For a legacy Angular table with slow typing and polling updates:

  1. Record whether cost is binding checks, DOM size, filtering, polling frequency, or layout.
  2. Add OnPush only where inputs are immutable and update paths are explicit.
  3. Move high-frequency scroll, resize, or polling loops outside Angular's zone, then re-enter only for meaningful UI changes.
  4. Use CDK virtual scroll for unbounded rows; change detection tuning does not fix thousands of live DOM nodes.
  5. Introduce signals for local derived UI state while preserving RxJS for streams, cancellation, retries, and async composition.
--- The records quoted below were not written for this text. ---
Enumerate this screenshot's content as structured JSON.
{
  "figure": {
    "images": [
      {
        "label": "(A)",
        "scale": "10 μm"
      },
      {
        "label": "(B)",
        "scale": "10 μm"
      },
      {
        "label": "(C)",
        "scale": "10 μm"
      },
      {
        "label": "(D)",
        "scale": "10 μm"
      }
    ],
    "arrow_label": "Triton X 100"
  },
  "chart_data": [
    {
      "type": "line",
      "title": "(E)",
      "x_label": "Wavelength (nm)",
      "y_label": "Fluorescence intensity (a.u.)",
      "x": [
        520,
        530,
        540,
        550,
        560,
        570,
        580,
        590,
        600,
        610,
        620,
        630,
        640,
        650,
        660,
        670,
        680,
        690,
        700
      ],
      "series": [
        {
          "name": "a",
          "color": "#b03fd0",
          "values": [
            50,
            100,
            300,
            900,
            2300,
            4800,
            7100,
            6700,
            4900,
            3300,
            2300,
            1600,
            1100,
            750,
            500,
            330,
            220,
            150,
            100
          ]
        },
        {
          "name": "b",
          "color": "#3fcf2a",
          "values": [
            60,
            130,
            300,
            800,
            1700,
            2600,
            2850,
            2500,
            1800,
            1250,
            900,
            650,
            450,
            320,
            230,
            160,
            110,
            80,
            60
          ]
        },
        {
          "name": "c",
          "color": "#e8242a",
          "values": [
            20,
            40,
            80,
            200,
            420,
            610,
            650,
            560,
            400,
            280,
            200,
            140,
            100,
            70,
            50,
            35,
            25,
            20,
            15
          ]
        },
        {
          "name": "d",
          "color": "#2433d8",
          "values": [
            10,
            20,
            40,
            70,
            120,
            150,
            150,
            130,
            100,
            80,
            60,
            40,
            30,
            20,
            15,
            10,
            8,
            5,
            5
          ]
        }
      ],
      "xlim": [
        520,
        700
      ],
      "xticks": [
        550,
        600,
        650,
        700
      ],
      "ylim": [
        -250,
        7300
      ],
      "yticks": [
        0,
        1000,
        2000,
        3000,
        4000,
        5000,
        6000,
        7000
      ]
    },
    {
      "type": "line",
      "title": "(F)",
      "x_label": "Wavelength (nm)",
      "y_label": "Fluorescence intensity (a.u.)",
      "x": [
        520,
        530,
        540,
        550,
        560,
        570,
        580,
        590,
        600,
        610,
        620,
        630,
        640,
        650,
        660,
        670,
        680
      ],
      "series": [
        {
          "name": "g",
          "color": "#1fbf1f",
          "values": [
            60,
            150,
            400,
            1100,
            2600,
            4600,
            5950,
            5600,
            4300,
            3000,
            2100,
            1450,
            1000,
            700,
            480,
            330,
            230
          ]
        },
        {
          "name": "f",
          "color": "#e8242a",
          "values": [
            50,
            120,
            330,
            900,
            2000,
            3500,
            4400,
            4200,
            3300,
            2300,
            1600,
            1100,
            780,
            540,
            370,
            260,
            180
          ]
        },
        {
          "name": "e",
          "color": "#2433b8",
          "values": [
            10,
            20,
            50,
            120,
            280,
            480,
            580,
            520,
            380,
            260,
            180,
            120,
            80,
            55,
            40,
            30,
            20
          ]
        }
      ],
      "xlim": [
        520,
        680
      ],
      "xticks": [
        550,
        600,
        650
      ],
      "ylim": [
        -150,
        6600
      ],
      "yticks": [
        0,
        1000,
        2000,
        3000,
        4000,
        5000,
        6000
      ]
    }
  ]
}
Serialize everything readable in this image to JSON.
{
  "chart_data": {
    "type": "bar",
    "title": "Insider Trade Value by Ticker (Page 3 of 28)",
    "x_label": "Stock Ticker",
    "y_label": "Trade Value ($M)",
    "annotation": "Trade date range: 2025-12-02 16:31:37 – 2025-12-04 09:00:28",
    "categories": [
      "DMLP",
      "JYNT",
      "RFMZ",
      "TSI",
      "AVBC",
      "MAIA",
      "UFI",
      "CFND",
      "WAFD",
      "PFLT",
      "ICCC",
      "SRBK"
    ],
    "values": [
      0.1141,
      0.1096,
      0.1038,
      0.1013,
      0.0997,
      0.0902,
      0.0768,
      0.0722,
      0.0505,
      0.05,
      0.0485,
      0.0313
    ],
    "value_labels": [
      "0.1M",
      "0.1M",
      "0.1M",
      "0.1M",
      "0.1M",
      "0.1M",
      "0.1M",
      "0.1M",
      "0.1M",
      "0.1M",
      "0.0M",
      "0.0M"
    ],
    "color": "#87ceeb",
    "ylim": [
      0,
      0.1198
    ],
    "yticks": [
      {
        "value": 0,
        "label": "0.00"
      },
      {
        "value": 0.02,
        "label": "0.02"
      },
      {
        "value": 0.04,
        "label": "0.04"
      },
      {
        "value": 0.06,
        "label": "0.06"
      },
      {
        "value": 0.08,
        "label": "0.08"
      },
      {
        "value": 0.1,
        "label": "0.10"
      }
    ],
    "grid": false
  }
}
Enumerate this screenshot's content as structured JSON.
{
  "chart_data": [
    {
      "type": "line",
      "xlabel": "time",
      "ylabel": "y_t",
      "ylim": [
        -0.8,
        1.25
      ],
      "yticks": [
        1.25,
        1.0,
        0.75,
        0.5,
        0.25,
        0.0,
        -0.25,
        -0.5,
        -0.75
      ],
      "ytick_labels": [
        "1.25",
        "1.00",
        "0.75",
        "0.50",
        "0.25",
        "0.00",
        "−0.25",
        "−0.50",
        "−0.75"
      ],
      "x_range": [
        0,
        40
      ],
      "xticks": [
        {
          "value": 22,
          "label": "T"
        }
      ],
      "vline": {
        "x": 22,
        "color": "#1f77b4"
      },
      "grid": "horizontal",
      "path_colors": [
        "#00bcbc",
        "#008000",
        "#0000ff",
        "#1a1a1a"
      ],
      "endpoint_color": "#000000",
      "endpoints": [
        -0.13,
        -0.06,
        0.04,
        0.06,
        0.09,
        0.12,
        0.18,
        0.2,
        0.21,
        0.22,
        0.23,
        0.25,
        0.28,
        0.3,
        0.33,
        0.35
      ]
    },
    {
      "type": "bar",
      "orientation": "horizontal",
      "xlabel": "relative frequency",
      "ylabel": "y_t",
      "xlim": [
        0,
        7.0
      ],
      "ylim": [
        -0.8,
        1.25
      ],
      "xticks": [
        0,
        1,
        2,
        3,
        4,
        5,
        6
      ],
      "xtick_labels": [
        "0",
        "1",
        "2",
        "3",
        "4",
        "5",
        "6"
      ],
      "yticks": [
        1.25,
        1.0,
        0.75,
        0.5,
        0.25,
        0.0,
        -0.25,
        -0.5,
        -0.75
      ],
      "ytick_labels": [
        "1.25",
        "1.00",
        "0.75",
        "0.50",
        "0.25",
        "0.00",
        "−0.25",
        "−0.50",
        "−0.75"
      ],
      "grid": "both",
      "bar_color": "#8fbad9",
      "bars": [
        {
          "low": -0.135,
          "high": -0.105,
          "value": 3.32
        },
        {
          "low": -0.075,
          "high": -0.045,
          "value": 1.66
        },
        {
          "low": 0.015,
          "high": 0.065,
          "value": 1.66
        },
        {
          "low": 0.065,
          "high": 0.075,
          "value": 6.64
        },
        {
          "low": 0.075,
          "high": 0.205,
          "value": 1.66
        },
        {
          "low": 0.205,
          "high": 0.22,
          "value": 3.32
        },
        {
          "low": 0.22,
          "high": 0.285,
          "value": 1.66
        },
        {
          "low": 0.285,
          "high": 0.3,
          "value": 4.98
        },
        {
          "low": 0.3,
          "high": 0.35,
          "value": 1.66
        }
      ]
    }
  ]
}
This keeps migration incremental instead of creating two competing state systems.

Failure modes

  • Mutating input objects under OnPush and wondering why the view does not update.
  • Creating effects that write back into their own dependencies.
  • Keeping long polling or animation loops inside Angular’s zone.
  • Mixing RxJS subscriptions and signals without clear ownership or cleanup.
  • Reading window during server render and causing hydration divergence.

Interview drill

Question: "How do Angular signals change the classic zone.js mental model?"

Model answer structure:

  1. Classic Angular uses zone-patched async boundaries to schedule broad change detection.
  2. OnPush narrows checks but depends on immutable inputs and explicit marks.
  3. Signals create fine-grained dependency tracking for local state and derived values.
  4. RxJS remains appropriate for async streams, cancellation, retries, and event composition.
  5. Migration should be incremental: measure first, tune topology, avoid mixed ownership, and keep SSR/hydration deterministic.

Follow-ups to expect:

  • "When should work run outside Angular's zone?"
  • "Why can OnPush fail with hidden mutation?"
  • "What belongs in a signal versus an observable?"